On the export front, over the last decade Fine Art has been supplying a range of Finished Picture Frame Mouldings and Photo Frames, as well as other framing supplies, to Custom Framing operations throughout the Caribbean. We have developed alliances with these operations, thereby affording us the strength of a Caribbean Network.

In this light, Fine Art enjoys the following distinct advantages in its ability to serve the Caribbean:

  1. Extremely competitive rates and prices.
  2. Clear understanding of Caribbean Taste and Décor.
  3. A manufacturing operation, small enough to be able to adapt to the requirements and specifications of designers, but big enough to handle most custom framing project.
  4. Alliances with Custom Framing operations and Artists throughout the Caribbean.
  5. Reliable and economical shipping options to all Caribbean islands.

We are confident that we can provide you with the product quality and level of service that your clients demand, as is evidenced by our past and current performances.



 

 

History of Fine Art Trinidad Limited

Captain Nigel Heath was born in Lahore, in what is now Pakistan, on February 6, 1930, when half of the world was coloured pink in the Atlases of that time, Nigel Heath was a child of the Raj. His father, George, was a Major in the Indian Army, his mother Phyllis, the daughter of a bandmaster. He died on February 2, 2008 in the UK a country he only really got to know in the last ten or so years of his life.

One morning Nigel spotted a notice inviting applications for pilots for a six-month contract with British West Indian Airways; he only needed to persuade his fiancé, Sonia Rickman, who also worked with BEA, that instead of shivering and coughing in London, six months in the Caribbean would be a great way to start married life. She agreed and so, in 1954, Sonia and Nigel Heath got married, came to Trinidad on a six-month contract — and stayed here for the next 52 years.

Flying is stressful; airline pilots need regular breaks from flying — which leaves them with time on their hands; some devote their spare days to sport, or run a business on the side. Moreover, time off in cities in North America and the UK allows them to make useful business contacts. At one time Nigel and two other pilots got together to operate a Coney Island that travelled around Trinidad. Then as their boys David and Richard were old enough for school, Sonia took up painting as a hobby.

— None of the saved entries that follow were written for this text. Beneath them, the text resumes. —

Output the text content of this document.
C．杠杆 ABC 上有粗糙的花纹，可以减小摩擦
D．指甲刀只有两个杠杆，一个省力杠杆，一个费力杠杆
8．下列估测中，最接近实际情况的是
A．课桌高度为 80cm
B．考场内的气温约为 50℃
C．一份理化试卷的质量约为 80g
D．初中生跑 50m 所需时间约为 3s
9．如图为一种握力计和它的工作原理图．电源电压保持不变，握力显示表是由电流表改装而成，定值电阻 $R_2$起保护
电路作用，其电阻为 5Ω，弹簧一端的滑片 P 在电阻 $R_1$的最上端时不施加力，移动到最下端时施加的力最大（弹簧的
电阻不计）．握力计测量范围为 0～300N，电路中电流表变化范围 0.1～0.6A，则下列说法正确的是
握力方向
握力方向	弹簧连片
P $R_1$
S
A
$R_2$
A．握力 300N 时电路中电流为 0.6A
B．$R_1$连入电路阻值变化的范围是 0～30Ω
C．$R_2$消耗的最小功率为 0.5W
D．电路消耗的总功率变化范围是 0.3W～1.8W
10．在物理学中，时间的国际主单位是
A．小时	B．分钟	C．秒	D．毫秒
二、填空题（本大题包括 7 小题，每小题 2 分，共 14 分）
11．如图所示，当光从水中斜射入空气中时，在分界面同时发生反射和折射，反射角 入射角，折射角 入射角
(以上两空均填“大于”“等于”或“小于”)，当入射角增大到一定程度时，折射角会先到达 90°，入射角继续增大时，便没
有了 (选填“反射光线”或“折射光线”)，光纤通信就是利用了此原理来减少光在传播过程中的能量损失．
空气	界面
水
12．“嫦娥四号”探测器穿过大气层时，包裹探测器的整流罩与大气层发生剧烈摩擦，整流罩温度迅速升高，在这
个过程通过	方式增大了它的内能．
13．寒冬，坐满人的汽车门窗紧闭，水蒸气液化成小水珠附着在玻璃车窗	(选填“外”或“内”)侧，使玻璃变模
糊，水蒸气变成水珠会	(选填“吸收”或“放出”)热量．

There were no professional framers in Trinidad in those days; Sonia asked Nigel to take her paintings to New York for framing. He did, found carrying them up no problem, but carrying framed paintings back was awkward. “Surely,” he thought, “I could make frames in my small workshop under the house.’” 

He bought books on the subject, haunted the back rooms of framing shops in New York — and framed Sonia’s paintings. Friends admired his frames, asked Nigel to frame their work for them and before he knew it his “hobby” was taking up most of his spare time. To cut a long story short, the framing “hobby” outgrew the space under the house. “Fine Art Picture Framers” opened in Upper Frederick Street in premises now occupied by the Living Water Centre.

Nigel also imported prints and artist’s materials as well as frames for his business. Next he reckoned that he could make his own frames; he rented factory premises, imported machinery, learned the delicate art of applying gold leaf by breath and brush — and taught his employees to do the same. By the time he retired from active involvement in the business, “Fine Art” was exporting frames to other Caribbean islands, and to North America.